# Posting Pics



## Capo_Regime (Sep 6, 2007)

Hello all!

How can i post my pics?

thanx...


----------



## Questin (Sep 30, 2007)

Setup an account at http://photobucket.com/

Once you have done that, you upload to that page, and they make it very easy to post from there to threads anyplace.


----------



## neonfish3 (Feb 12, 2004)

There's a sticky in the aquatic photography section on How to post photos to APC

http://www.aquaticplantcentral.com/...ography/40656-how-upload-post-photos-apc.html
HTH


----------



## trackhazard (Sep 20, 2006)

Posted in wrong topic.


----------



## HeyPK (Jan 23, 2004)

The sticky describes how to put a photo in the "Aquarium Pictures" photo archives of APC and then link to it in a post. You can download pretty big photos there, and I am not sure what the size limits are, since I have never run up against them. If you do hit the size limits and want to have something bigger than that in your post, you can use photobucket or pbase or other photo storage sites and post really large photos there and then link to them in your post here.

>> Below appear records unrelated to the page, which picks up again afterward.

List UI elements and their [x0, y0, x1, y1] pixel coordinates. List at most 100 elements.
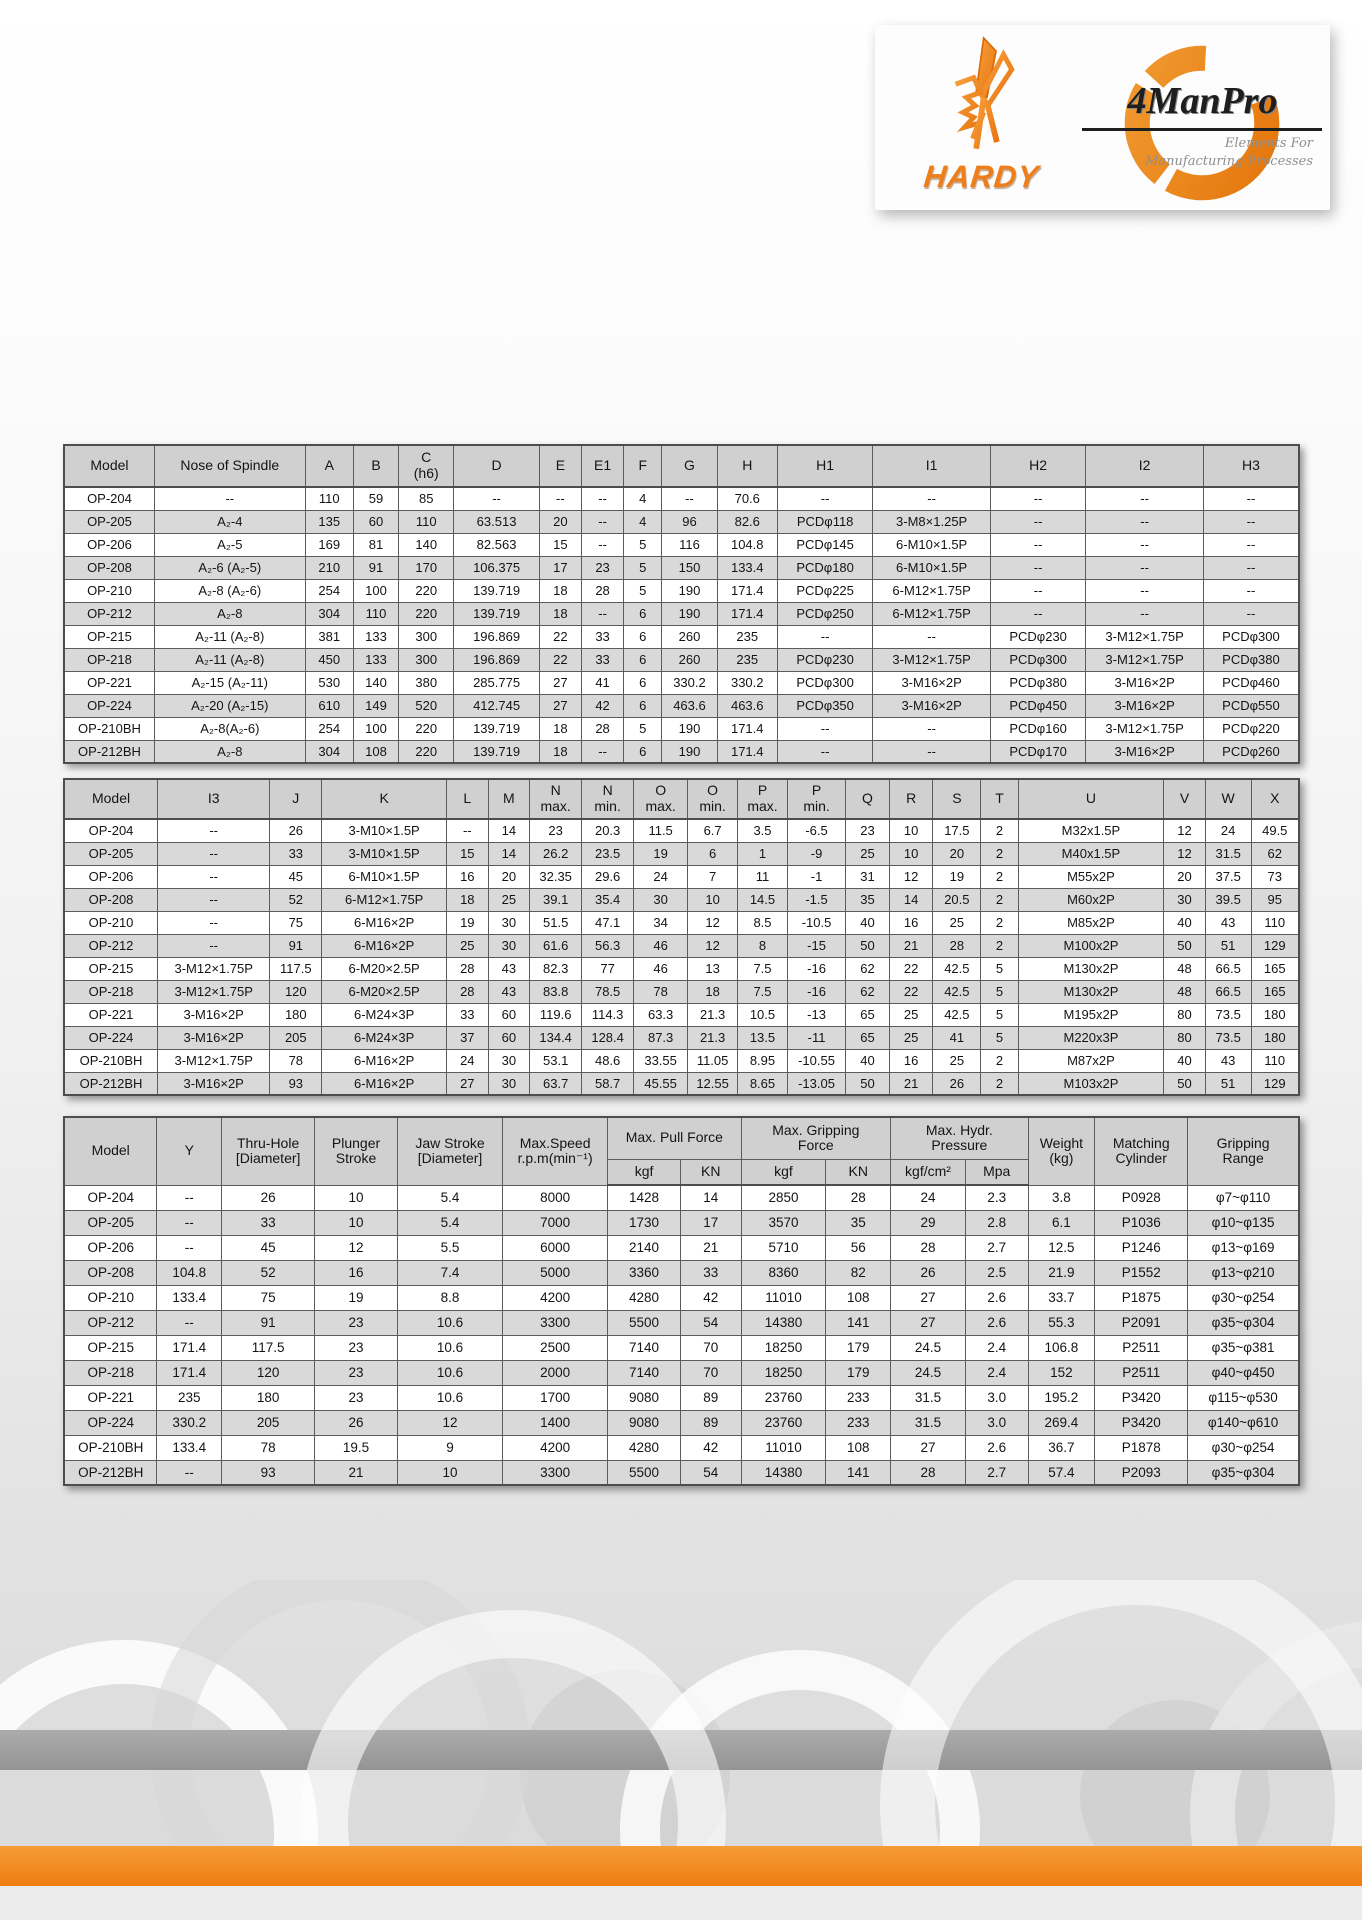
table-cell: 120	[221, 1359, 316, 1386]
table-cell: 106.8	[1027, 1334, 1096, 1361]
table-cell: 50	[845, 933, 890, 958]
column-header: T	[980, 778, 1019, 820]
table-cell: 2	[980, 841, 1019, 866]
table-cell: M220x3P	[1017, 1025, 1165, 1050]
table-cell: 33	[446, 1002, 489, 1027]
table-cell: 5500	[607, 1309, 681, 1336]
table-cell: OP-224	[63, 1409, 158, 1436]
table-cell: 6-M10×1.5P	[872, 555, 991, 580]
table-cell: OP-205	[63, 509, 155, 534]
table-cell: --	[1202, 486, 1300, 511]
table-cell: 16	[446, 864, 489, 889]
table-cell: 25	[888, 1025, 934, 1050]
column-header: Mpa	[964, 1158, 1029, 1186]
table-cell: 179	[825, 1359, 892, 1386]
table-cell: -16	[786, 979, 847, 1004]
table-cell: 28	[890, 1234, 966, 1261]
table-cell: 116	[661, 532, 718, 557]
table-cell: 23	[314, 1359, 398, 1386]
table-row: OP-210 -- 75 6-M16×2P 19 30 51.5 47.1 34 12 8.5 -10…	[63, 910, 1300, 935]
table-cell: 50	[845, 1071, 890, 1096]
table-cell: OP-218	[63, 979, 159, 1004]
table-cell: P0928	[1094, 1184, 1189, 1211]
table-cell: 10	[314, 1184, 398, 1211]
table-cell: 18	[446, 887, 489, 912]
table-cell: 42	[679, 1284, 742, 1311]
table-cell: 10.6	[396, 1359, 504, 1386]
table-cell: 3-M16×2P	[157, 1002, 271, 1027]
column-header: Thru-Hole [Diameter]	[221, 1116, 316, 1186]
table-cell: 91	[352, 555, 400, 580]
table-cell: OP-215	[63, 624, 155, 649]
table-cell: 6.1	[1027, 1209, 1096, 1236]
table-cell: 53.1	[529, 1048, 583, 1073]
table-cell: 10	[396, 1459, 504, 1486]
table-cell: 114.3	[581, 1002, 635, 1027]
table-cell: OP-224	[63, 1025, 159, 1050]
table-cell: 73.5	[1204, 1025, 1252, 1050]
table-cell: 81	[352, 532, 400, 557]
table-row: OP-208 -- 52 6-M12×1.75P 18 25 39.1 35.4 30 10 14.…	[63, 887, 1300, 912]
table-cell: 117.5	[221, 1334, 316, 1361]
table-cell: 2	[980, 818, 1019, 843]
table-row: OP-212BH -- 93 21 10 3300 5500 54 14380 141 28 2.7 5…	[63, 1459, 1300, 1486]
table-cell: PCDφ380	[989, 670, 1087, 695]
table-cell: 463.6	[661, 693, 718, 718]
column-header: P max.	[737, 778, 788, 820]
table-cell: --	[157, 887, 271, 912]
table-cell: -9	[786, 841, 847, 866]
manpro-swirl-icon	[1124, 45, 1280, 201]
table-cell: 70.6	[716, 486, 778, 511]
table-cell: 3-M12×1.75P	[157, 956, 271, 981]
table-cell: 23760	[740, 1409, 827, 1436]
table-cell: 5	[623, 555, 663, 580]
header-row: Model I3 J K L M N max. N min. O max. O min. P max…	[63, 778, 1300, 820]
column-header: I3	[157, 778, 271, 820]
table-cell: 330.2	[716, 670, 778, 695]
table-cell: 530	[304, 670, 354, 695]
table-cell: 6	[623, 670, 663, 695]
table-cell: 16	[314, 1259, 398, 1286]
table-cell: 3-M16×2P	[872, 670, 991, 695]
table-cell: PCDφ300	[989, 647, 1087, 672]
table-cell: 12.5	[1027, 1234, 1096, 1261]
table-cell: --	[776, 486, 874, 511]
table-cell: 63.7	[529, 1071, 583, 1096]
table-cell: 5	[980, 979, 1019, 1004]
table-cell: 2	[980, 887, 1019, 912]
table-cell: 133	[352, 624, 400, 649]
table-cell: 30	[633, 887, 689, 912]
table-cell: --	[776, 739, 874, 764]
header-row: Model Y Thru-Hole [Diameter] Plunger Stroke…	[63, 1116, 1300, 1186]
table-cell: 3-M16×2P	[1085, 739, 1204, 764]
table-cell: 10.5	[737, 1002, 788, 1027]
table-cell: PCDφ250	[776, 601, 874, 626]
table-cell: OP-212	[63, 1309, 158, 1336]
table-cell: 330.2	[156, 1409, 223, 1436]
table-cell: --	[872, 624, 991, 649]
spindle-dimensions-table-2: Model I3 J K L M N max. N min. O max. O min. P max…	[63, 778, 1300, 1096]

You can put a monster photo in, for example, pbase, and your only concern for linking to it here would be the download time that someone wanting to read your post would endure. There is also a way of putting photos directly into your post that you can find about by scrolling downwards from the box where you are writing your post until you come to "attach files". Click on "manage attachments", and you will see the file size restrictions, which are quite stringent. 100K is the maximum file size allowed.


----------